本文所讲内容并非storm的acker机制,如果想看acker机制的让您失望了,不过在此奉上徐明明大牛的blog: Twitter Storm源代码分析之acker工作流程 Twitter Storm如何保证消息不丢失
或者查看《storm源码分析》(又给京狗打链接)第12章-storm的acker系统,里面会详细说明storm的acker机制,笔者在此就不多述(多述都是废话,还不一定有人家讲的好)了。
这篇主要讲一下,关于开acker和不开acker的区别。 首先说一下,BasicBolt和RichBolt的区别,RichBolt会帮我们自动ack tuple的,basicbolt不会,所以如果继承的是basicBolt的话,就需要自己outputcollecter调ack方法了。
一般Storm有个配置项
/**
* How many executors to spawn for ackers.
*
* <p>If this is set to 0, then Storm will immediately ack tuples as soon
* as they come off the spout, effectively disabling reliability.</p>
*/
public static final String TOPOLOGY_ACKER_EXECUTORS = "topology.acker.executors";
该配置项是配置Acker Bolt数目的,大于0则spout每发一条msg,都会把相应的信息<rootid, msgid>发送给Acker Bolt进行跟踪。AckerBolt跟踪这个消息进行可靠性处理。
但是如果TOPOLOGY_ACKER_EXECUTORS配置为0的话,bolt和spout之间的ack又会是怎样的呐??
先看下面的executor.clj中(defmethod mk-threads :spout [executor-data task-datas]方法的部分代码
pending (RotatingMap.
2 ;; microoptimize for performance of .size method
(reify RotatingMap$ExpiredCallback
(expire [this msg-id [task-id spout-id tuple-info start-time-ms]]
(let [time-delta (if start-time-ms (time-delta-ms start-time-ms))]
(fail-spout-msg executor-data (get task-datas task-id) spout-id tuple-info time-delta)
))))
tuple-action-fn (fn [task-id ^TupleImpl tuple]
(let [stream-id (.getSourceStreamId tuple)]
(condp = stream-id
Constants/SYSTEM_TICK_STREAM_ID (.rotate pending)

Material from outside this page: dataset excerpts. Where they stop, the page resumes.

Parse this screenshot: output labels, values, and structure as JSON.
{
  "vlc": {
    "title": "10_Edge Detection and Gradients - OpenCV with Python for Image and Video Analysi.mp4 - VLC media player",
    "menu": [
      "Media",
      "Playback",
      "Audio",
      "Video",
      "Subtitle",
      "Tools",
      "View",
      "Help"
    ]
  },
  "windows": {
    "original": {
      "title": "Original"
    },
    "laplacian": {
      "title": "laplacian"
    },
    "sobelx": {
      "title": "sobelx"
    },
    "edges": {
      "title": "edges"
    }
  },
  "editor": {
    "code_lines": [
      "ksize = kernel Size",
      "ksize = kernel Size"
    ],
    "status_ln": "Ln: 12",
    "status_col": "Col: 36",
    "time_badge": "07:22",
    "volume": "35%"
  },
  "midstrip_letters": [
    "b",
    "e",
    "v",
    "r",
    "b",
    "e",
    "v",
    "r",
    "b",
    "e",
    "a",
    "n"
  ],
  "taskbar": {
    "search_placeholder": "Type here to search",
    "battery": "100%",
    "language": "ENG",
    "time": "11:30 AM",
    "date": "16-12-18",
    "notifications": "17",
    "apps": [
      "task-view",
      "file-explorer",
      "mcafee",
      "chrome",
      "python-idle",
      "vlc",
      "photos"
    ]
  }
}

Constants/METRICS_TICK_STREAM_ID (metrics-tick executor-data (get task-datas task-id) tuple)
(let [id (.getValue tuple 0)
[stored-task-id spout-id tuple-finished-info start-time-ms] (.remove pending id)]
(when spout-id
(when-not (= stored-task-id task-id)
(throw-runtime "Fatal error, mismatched task ids: " task-id " " stored-task-id))
(let [time-delta (if start-time-ms (time-delta-ms start-time-ms))]

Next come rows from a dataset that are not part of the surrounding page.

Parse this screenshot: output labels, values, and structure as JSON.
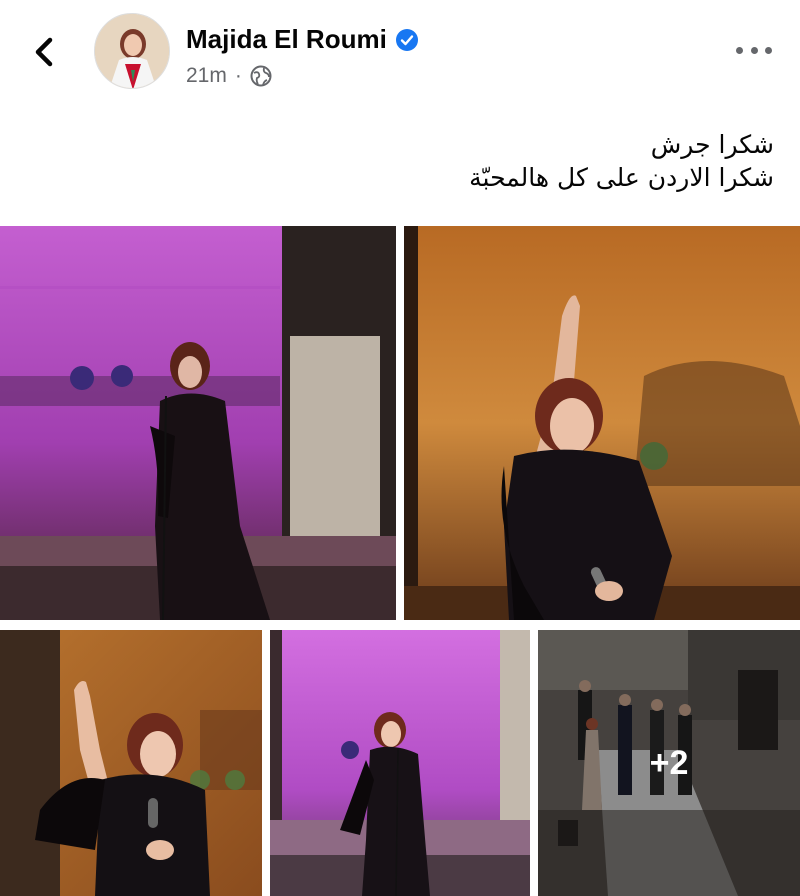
{
  "header": {
    "back_icon": "chevron-left-icon",
    "author_name": "Majida El Roumi",
    "verified_icon": "verified-badge-icon",
    "timestamp": "21m",
    "separator": "·",
    "audience_icon": "globe-icon",
    "more_icon": "more-horizontal-icon"
  },
  "post": {
    "caption_lines": [
      "شكرا جرش",
      "شكرا الاردن على كل هالمحبّة"
    ]
  },
  "gallery": {
    "more_count_label": "+2",
    "photos": [
      {
        "description": "singer on purple-lit stage"
      },
      {
        "description": "singer raising arm on orange-lit stage"
      },
      {
        "description": "singer waving on orange-lit stage"
      },
      {
        "description": "singer on purple-lit stage, full view"
      },
      {
        "description": "performers bowing on stage"
      }
    ]
  },
  "colors": {
    "accent": "#1877f2",
    "secondary_text": "#65676b",
    "purple_light": "#c65fcf",
    "orange_light": "#c97a2e"
  }
}
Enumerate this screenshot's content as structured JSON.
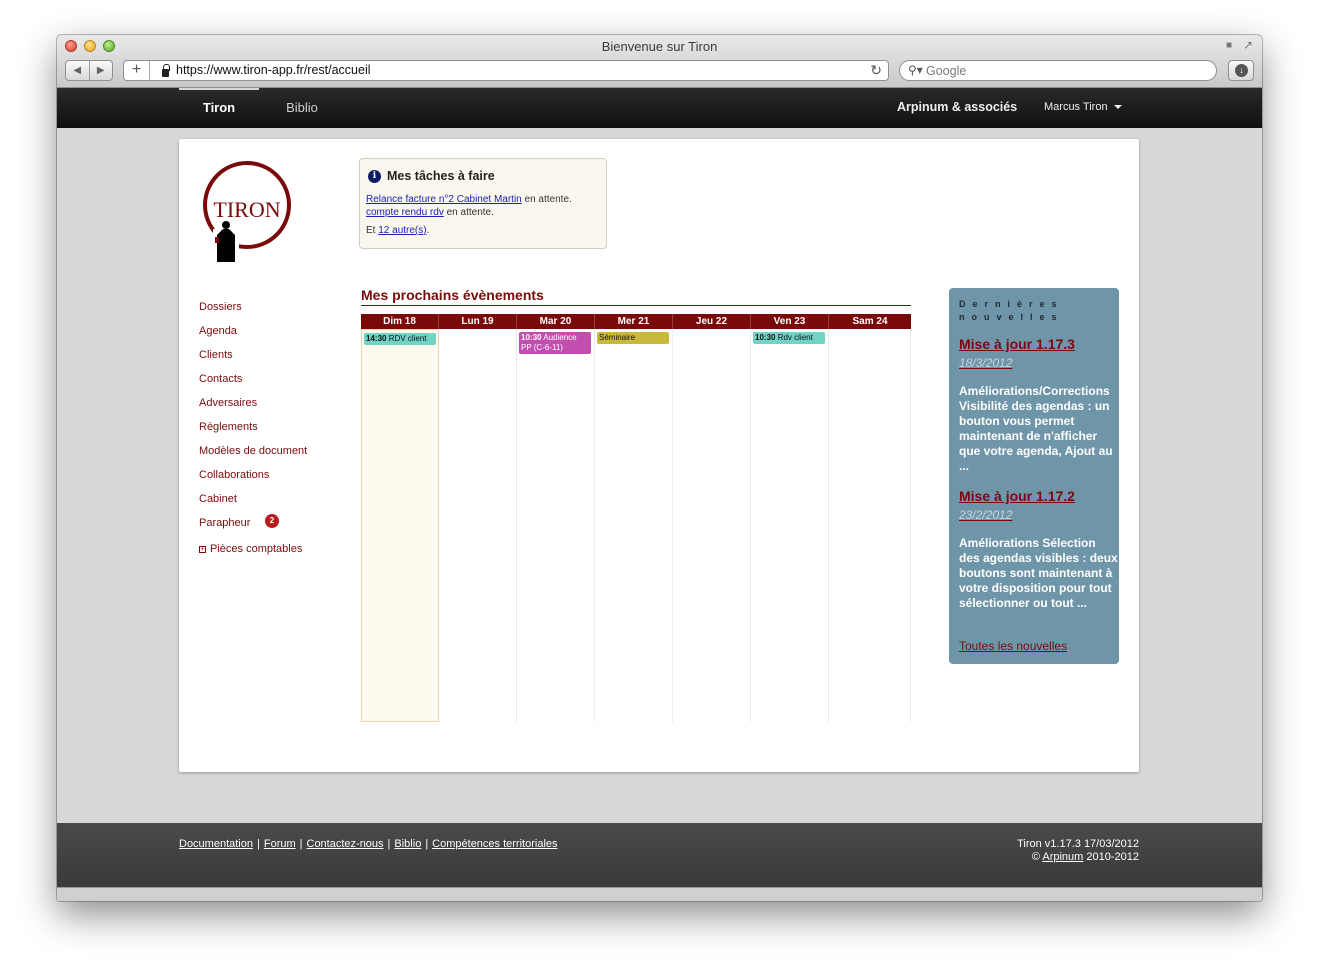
{
  "window": {
    "title": "Bienvenue sur Tiron"
  },
  "browser": {
    "back_icon": "triangle-left",
    "forward_icon": "triangle-right",
    "new_tab_label": "+",
    "url": "https://www.tiron-app.fr/rest/accueil",
    "search_placeholder": "Google"
  },
  "appbar": {
    "tabs": [
      {
        "label": "Tiron",
        "active": true
      },
      {
        "label": "Biblio",
        "active": false
      }
    ],
    "firm": "Arpinum & associés",
    "user": "Marcus Tiron"
  },
  "logo": {
    "text": "TIRON"
  },
  "tasks": {
    "title": "Mes tâches à faire",
    "items": [
      {
        "link": "Relance facture n°2 Cabinet Martin",
        "status": "en attente."
      },
      {
        "link": "compte rendu rdv",
        "status": "en attente."
      }
    ],
    "more_prefix": "Et",
    "more_link": "12 autre(s)",
    "more_suffix": "."
  },
  "sidebar": {
    "items": [
      {
        "label": "Dossiers"
      },
      {
        "label": "Agenda"
      },
      {
        "label": "Clients"
      },
      {
        "label": "Contacts"
      },
      {
        "label": "Adversaires"
      },
      {
        "label": "Règlements"
      },
      {
        "label": "Modèles de document"
      },
      {
        "label": "Collaborations"
      },
      {
        "label": "Cabinet"
      },
      {
        "label": "Parapheur",
        "badge": "2"
      },
      {
        "label": "Pièces comptables",
        "expandable": true
      }
    ]
  },
  "events": {
    "title": "Mes prochains évènements",
    "days": [
      "Dim 18",
      "Lun 19",
      "Mar 20",
      "Mer 21",
      "Jeu 22",
      "Ven 23",
      "Sam 24"
    ],
    "entries": [
      {
        "day": 0,
        "time": "14:30",
        "label": "RDV client",
        "color": "#6fd3c6"
      },
      {
        "day": 2,
        "time": "10:30",
        "label": "Audience PP (C-6-11)",
        "color": "#c24fb0"
      },
      {
        "day": 3,
        "time": "",
        "label": "Séminaire",
        "color": "#c9b83c"
      },
      {
        "day": 5,
        "time": "10:30",
        "label": "Rdv client",
        "color": "#6fd3c6"
      }
    ]
  },
  "news": {
    "title": "Dernières nouvelles",
    "items": [
      {
        "headline": "Mise à jour 1.17.3",
        "date": "18/3/2012",
        "body": "Améliorations/Corrections Visibilité des agendas : un bouton vous permet maintenant de n'afficher que votre agenda, Ajout au ..."
      },
      {
        "headline": "Mise à jour 1.17.2",
        "date": "23/2/2012",
        "body": "Améliorations Sélection des agendas visibles : deux boutons sont maintenant à votre disposition pour tout sélectionner ou tout ..."
      }
    ],
    "all_link": "Toutes les nouvelles"
  },
  "footer": {
    "links": [
      "Documentation",
      "Forum",
      "Contactez-nous",
      "Biblio",
      "Compétences territoriales"
    ],
    "separator": "|",
    "version": "Tiron v1.17.3 17/03/2012",
    "copyright_prefix": "©",
    "copyright_link": "Arpinum",
    "copyright_years": "2010-2012"
  }
}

(condp = stream-id //这里,根据stream id 来对msg进行ack或fail
ACKER-ACK-STREAM-ID (ack-spout-msg executor-data (get task-datas task-id)

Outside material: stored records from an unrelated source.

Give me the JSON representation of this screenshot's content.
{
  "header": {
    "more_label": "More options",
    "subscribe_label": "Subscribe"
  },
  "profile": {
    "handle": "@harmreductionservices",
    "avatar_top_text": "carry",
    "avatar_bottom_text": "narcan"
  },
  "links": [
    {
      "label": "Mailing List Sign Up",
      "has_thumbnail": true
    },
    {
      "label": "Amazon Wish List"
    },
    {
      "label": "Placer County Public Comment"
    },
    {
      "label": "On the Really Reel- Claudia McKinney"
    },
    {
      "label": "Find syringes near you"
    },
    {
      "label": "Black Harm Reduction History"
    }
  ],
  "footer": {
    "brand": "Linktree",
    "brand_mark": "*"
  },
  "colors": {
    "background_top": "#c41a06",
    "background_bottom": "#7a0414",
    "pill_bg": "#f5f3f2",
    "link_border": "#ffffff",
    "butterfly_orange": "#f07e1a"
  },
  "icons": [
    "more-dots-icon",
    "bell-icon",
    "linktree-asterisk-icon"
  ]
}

spout-id tuple-finished-info time-delta)
ACKER-FAIL-STREAM-ID (fail-spout-msg executor-data (get task-datas task-id)
spout-id tuple-finished-info time-delta)
)))
;; TODO: on failure, emit tuple to failure stream
))))
receive-queue (:receive-queue executor-data)
event-handler (mk-task-receiver executor-data tuple-action-fn)
has-ackers? (has-ackers? storm-conf)
emitted-count (MutableLong. 0)
empty-emit-streak (MutableLong. 0)
再看acker.clj的execute代码就清晰多了,acker也是根据stream-id来对tuple的msgid进行异或处理的,
(^void execute [this ^Tuple tuple]
(let [^RotatingMap pending (.getObject pending)
stream-id (.getSourceStreamId tuple)]
(if (= stream-id Constants/SYSTEM_TICK_STREAM_ID)
(.rotate pending)
(let [id (.getValue tuple 0)
^OutputCollector output-collector (.getObject output-collector)
curr (.get pending id)
curr (condp = stream-id
ACKER-INIT-STREAM-ID (-> curr
(update-ack (.getValue tuple 1))
(assoc :spout-task (.getValue tuple 2)))
ACKER-ACK-STREAM-ID (update-ack curr (.getValue tuple 1))
ACKER-FAIL-STREAM-ID (assoc curr :failed true))]
(.put pending id curr)
(when (and curr (:spout-task curr))
(cond (= 0 (:val curr))
(do
(.remove pending id)
(acker-emit-direct output-collector
(:spout-task curr)
ACKER-ACK-STREAM-ID
[id]
))
(:failed curr)
(do
(.remove pending id)
(acker-emit-direct output-collector
(:spout-task curr)
ACKER-FAIL-STREAM-ID
[id]
))
))
(.ack output-collector tuple)
))))
(^void cleanup [this]
)
那么bolt是怎样调用acker的呐,上面说了,继承richbolt时会自动调用ack方法,那么ack方法到底做了哪些事情呐,按executor.clj中的mk-threads :bolt部分代码就清晰多了
(.prepare bolt-obj
storm-conf
user-context
(OutputCollector. //实现了匿名内部类,实现IOutputCollector的emit,emitDirect,ack和fail方法
(reify IOutputCollector
(emit [this stream anchors values]
(bolt-emit stream anchors values nil))
(emitDirect [this task stream anchors values]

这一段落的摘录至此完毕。